Many of these issues are difficult to talk about, especially in the early stages of a relationship. Different people can have equally strong but very different views about monogamy and open relationships. If you have a difference of opinion, it's important to work through the disagreement. You can disagree with your partner's opinion while still respecting the experience that led to it. If you become emotional and make categorical statements (like "If you ever cheat on me you're dumped!") it will make it very hard to discuss the issue again later.
Some questions to ask:
Will we stop using condoms in our relationship?
Will we agree to allow sex outside the relationship? For one or both of us?
What type of sex will be allowed outside the relationship: anal sex with condoms, or no anal sex?
Will we agree to tell each other when/if we have sex outside the relationship, or will it be "don't ask, don't tell"?

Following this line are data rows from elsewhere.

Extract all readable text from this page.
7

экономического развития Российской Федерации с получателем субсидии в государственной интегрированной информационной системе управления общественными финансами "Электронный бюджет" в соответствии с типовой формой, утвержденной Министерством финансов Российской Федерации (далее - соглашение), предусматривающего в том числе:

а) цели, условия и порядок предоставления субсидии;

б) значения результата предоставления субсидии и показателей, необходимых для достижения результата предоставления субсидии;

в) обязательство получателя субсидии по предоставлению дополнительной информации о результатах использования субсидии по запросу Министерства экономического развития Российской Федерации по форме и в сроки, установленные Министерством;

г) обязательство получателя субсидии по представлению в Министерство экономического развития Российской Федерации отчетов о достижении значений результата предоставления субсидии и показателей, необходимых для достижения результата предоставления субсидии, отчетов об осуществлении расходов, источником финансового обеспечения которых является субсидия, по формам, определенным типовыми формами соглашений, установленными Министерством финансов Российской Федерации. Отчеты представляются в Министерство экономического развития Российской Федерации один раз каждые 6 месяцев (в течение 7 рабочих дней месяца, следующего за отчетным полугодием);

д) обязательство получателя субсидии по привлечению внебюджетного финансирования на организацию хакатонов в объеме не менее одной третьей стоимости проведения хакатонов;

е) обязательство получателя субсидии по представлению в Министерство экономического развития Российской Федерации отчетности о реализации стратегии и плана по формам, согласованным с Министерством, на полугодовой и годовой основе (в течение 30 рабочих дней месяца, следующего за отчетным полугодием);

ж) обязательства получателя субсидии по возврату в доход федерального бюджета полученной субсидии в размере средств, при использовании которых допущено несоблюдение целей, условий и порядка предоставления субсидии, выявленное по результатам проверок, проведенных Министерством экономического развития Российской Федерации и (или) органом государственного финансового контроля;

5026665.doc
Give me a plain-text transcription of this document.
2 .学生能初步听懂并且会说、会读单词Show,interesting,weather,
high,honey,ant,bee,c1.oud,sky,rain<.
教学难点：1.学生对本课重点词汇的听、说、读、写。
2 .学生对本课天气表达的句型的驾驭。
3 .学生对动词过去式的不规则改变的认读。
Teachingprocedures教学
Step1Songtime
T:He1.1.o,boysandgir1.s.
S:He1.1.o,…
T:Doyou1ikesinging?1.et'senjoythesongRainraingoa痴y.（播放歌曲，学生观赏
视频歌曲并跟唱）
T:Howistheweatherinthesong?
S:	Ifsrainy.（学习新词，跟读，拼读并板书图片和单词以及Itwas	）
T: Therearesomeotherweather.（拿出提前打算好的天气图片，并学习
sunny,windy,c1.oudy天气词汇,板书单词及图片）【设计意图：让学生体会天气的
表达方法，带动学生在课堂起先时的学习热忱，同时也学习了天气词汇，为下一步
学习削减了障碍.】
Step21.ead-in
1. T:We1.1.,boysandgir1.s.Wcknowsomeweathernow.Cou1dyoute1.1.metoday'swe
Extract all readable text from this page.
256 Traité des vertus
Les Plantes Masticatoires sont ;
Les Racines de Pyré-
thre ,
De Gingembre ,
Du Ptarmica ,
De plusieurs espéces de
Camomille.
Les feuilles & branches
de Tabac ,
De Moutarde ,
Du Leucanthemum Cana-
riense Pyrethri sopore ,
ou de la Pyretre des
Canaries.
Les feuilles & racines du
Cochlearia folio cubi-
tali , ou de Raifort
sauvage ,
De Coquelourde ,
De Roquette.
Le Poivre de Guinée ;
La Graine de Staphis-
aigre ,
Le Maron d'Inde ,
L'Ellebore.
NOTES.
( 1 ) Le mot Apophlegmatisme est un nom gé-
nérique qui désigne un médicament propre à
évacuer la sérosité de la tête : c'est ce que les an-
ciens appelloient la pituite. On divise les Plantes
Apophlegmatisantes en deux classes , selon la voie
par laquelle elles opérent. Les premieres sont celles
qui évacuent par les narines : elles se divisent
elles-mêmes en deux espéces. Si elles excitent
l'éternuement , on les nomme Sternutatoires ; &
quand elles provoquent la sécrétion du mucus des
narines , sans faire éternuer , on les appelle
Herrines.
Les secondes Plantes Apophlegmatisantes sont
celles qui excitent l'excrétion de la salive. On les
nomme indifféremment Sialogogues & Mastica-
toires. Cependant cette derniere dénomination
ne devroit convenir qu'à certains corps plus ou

If we decide not to have sex outside the relationship and someone does, will he be able to admit it has happened?
Slip-ups
If for whatever reason your agreement about sex outside the relationship is broken, you need to make sure it's possible to talk about it. If telling you would be a threat to the relationship, he might not tell you. It's important to talk about this possibility before it happens, so you can feel more comfortable about raising it again if it occurs.
If unsafe sex happens outside the relationship, you need to begin using condoms again inside the relationship, and get tested again and once more in three months' time. Alternatively you might choose to go back to using condoms inside and outside the relationship.
Re-establishing trust can take a lot of time and effort, and you might benefit from advice from a GP or counsellor, particularly to help reduce the chances of unsafe sex happening again.
Revising the Agreement
Relationships can change over time, so you may need to revisit the agreement you have, to make sure no matter what sex you're having, with whom, within/outside the relationship, that everyone is safe.